Beim Sport-Club Freiburg holte sich der SV Werder Bremen eine 0:2-Schlappe ab. Im Vorfeld war man sich einig, dass der Sieger nur Sport-Club Freiburg heißen konnte. Der Verlauf der 90 Minuten bestätigte schließlich diesen Eindruck.

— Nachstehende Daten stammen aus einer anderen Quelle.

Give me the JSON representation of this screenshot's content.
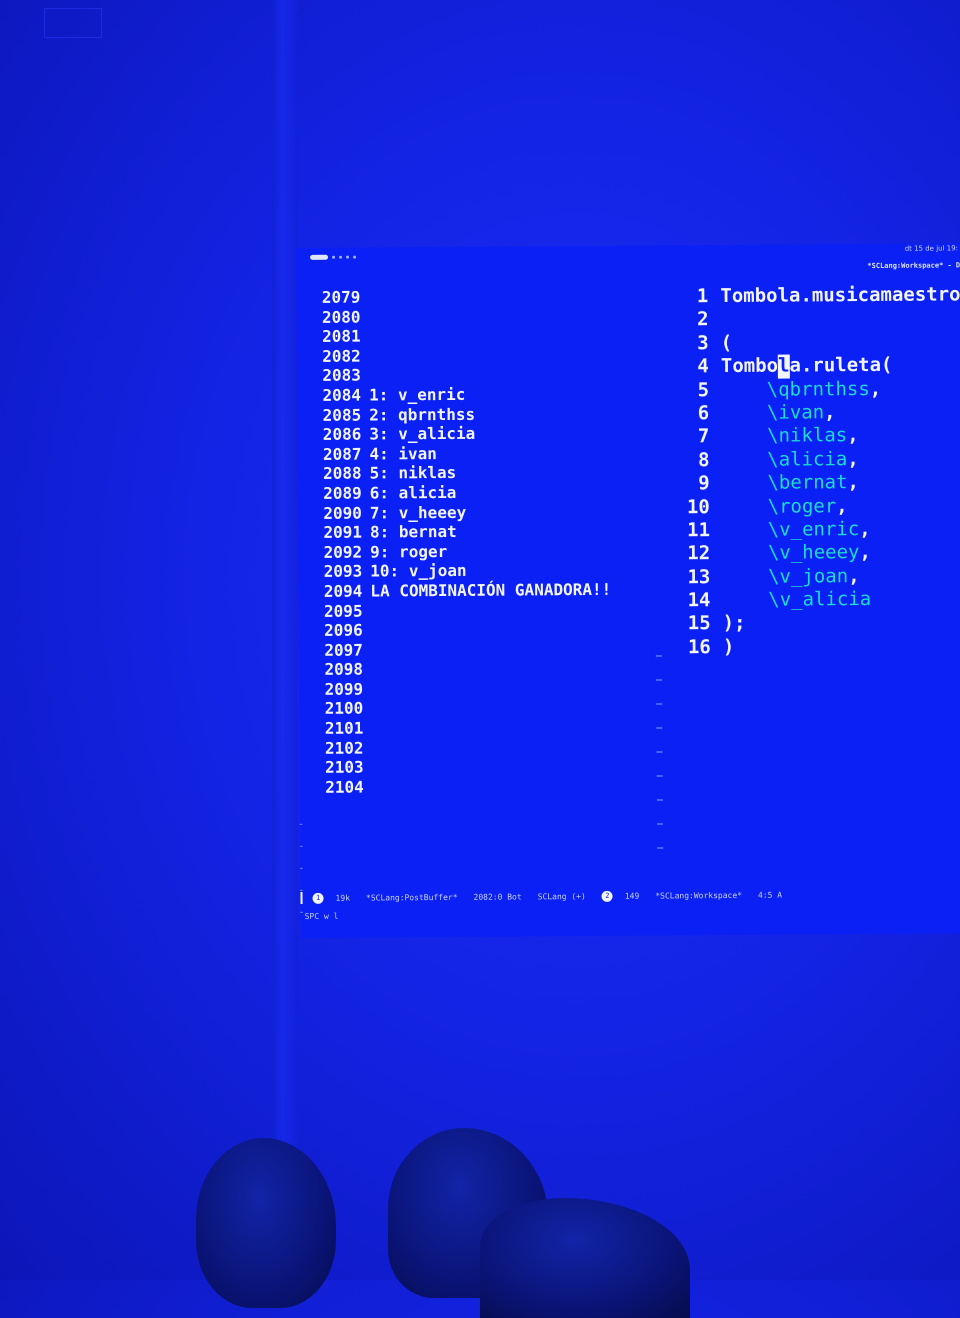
{
  "top_bar": {
    "clock": "dt 15 de jul 19:",
    "window_title": "*SCLang:Workspace* - D"
  },
  "post_buffer": {
    "lines": [
      {
        "num": "2079",
        "text": ""
      },
      {
        "num": "2080",
        "text": ""
      },
      {
        "num": "2081",
        "text": ""
      },
      {
        "num": "2082",
        "text": ""
      },
      {
        "num": "2083",
        "text": ""
      },
      {
        "num": "2084",
        "text": "1: v_enric"
      },
      {
        "num": "2085",
        "text": "2: qbrnthss"
      },
      {
        "num": "2086",
        "text": "3: v_alicia"
      },
      {
        "num": "2087",
        "text": "4: ivan"
      },
      {
        "num": "2088",
        "text": "5: niklas"
      },
      {
        "num": "2089",
        "text": "6: alicia"
      },
      {
        "num": "2090",
        "text": "7: v_heeey"
      },
      {
        "num": "2091",
        "text": "8: bernat"
      },
      {
        "num": "2092",
        "text": "9: roger"
      },
      {
        "num": "2093",
        "text": "10: v_joan"
      },
      {
        "num": "2094",
        "text": "LA COMBINACIÓN GANADORA!!"
      },
      {
        "num": "2095",
        "text": ""
      },
      {
        "num": "2096",
        "text": ""
      },
      {
        "num": "2097",
        "text": ""
      },
      {
        "num": "2098",
        "text": ""
      },
      {
        "num": "2099",
        "text": ""
      },
      {
        "num": "2100",
        "text": ""
      },
      {
        "num": "2101",
        "text": ""
      },
      {
        "num": "2102",
        "text": ""
      },
      {
        "num": "2103",
        "text": ""
      },
      {
        "num": "2104",
        "text": ""
      }
    ]
  },
  "workspace": {
    "lines": [
      {
        "num": "1",
        "pre": "Tombola.musicamaestro",
        "sym": "",
        "post": ""
      },
      {
        "num": "2",
        "pre": "",
        "sym": "",
        "post": ""
      },
      {
        "num": "3",
        "pre": "(",
        "sym": "",
        "post": ""
      },
      {
        "num": "4",
        "pre": "",
        "sym": "",
        "post": ""
      },
      {
        "num": "5",
        "pre": "    ",
        "sym": "\\qbrnthss",
        "post": ","
      },
      {
        "num": "6",
        "pre": "    ",
        "sym": "\\ivan",
        "post": ","
      },
      {
        "num": "7",
        "pre": "    ",
        "sym": "\\niklas",
        "post": ","
      },
      {
        "num": "8",
        "pre": "    ",
        "sym": "\\alicia",
        "post": ","
      },
      {
        "num": "9",
        "pre": "    ",
        "sym": "\\bernat",
        "post": ","
      },
      {
        "num": "10",
        "pre": "    ",
        "sym": "\\roger",
        "post": ","
      },
      {
        "num": "11",
        "pre": "    ",
        "sym": "\\v_enric",
        "post": ","
      },
      {
        "num": "12",
        "pre": "    ",
        "sym": "\\v_heeey",
        "post": ","
      },
      {
        "num": "13",
        "pre": "    ",
        "sym": "\\v_joan",
        "post": ","
      },
      {
        "num": "14",
        "pre": "    ",
        "sym": "\\v_alicia",
        "post": ""
      },
      {
        "num": "15",
        "pre": ");",
        "sym": "",
        "post": ""
      },
      {
        "num": "16",
        "pre": ")",
        "sym": "",
        "post": ""
      }
    ],
    "cursor_line": {
      "before": "Tombo",
      "cursor_char": "l",
      "after": "a.ruleta("
    }
  },
  "modeline": {
    "left_dot": "1",
    "left_size": "19k",
    "left_buffer": "*SCLang:PostBuffer*",
    "left_pos": "2082:0 Bot",
    "left_mode": "SCLang (+)",
    "right_dot": "2",
    "right_size": "149",
    "right_buffer": "*SCLang:Workspace*",
    "right_pos": "4:5 A"
  },
  "minibuffer": {
    "text": "SPC w l"
  },
  "colors": {
    "background": "#0a20f4",
    "text": "#f2f5ff",
    "symbol": "#19dcd2"
  }
}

Das Spiel begann mit einem frühen Rückschlag für Werder! Bereits nach 14 Minuten schickte der Schiedsrichter Marco Friedl zum Duschen. Im ersten Durchgang tasteten sich die beiden Mannschaften lediglich ab, Tore gab es nicht zu verzeichnen. Christian Streich schickte Ritsu Doan aufs Feld. Yannik Keitel blieb in der Kabine. 34.500 Zuschauer – oder zumindest der Teil, dessen Herz für den SC schlägt – bejubelten in der 56. Minute den Treffer von Lukas Kübler zum 1:0. In der Schlussphase nahm Ole Werner noch einen Doppelwechsel vor. Für Romano Schmid und Jens Stage kamen Oliver Burke und Eren Dinkci auf das Feld (76.). Vincenzo Grifo verwandelte in der 80. Minute einen Elfmeter und baute den Vorsprung von Freiburg auf 2:0 aus. Mit dem Schlusspfiff durch Schiedsrichter Dankert (Rostock) siegte die Heimmannschaft gegen Bremen.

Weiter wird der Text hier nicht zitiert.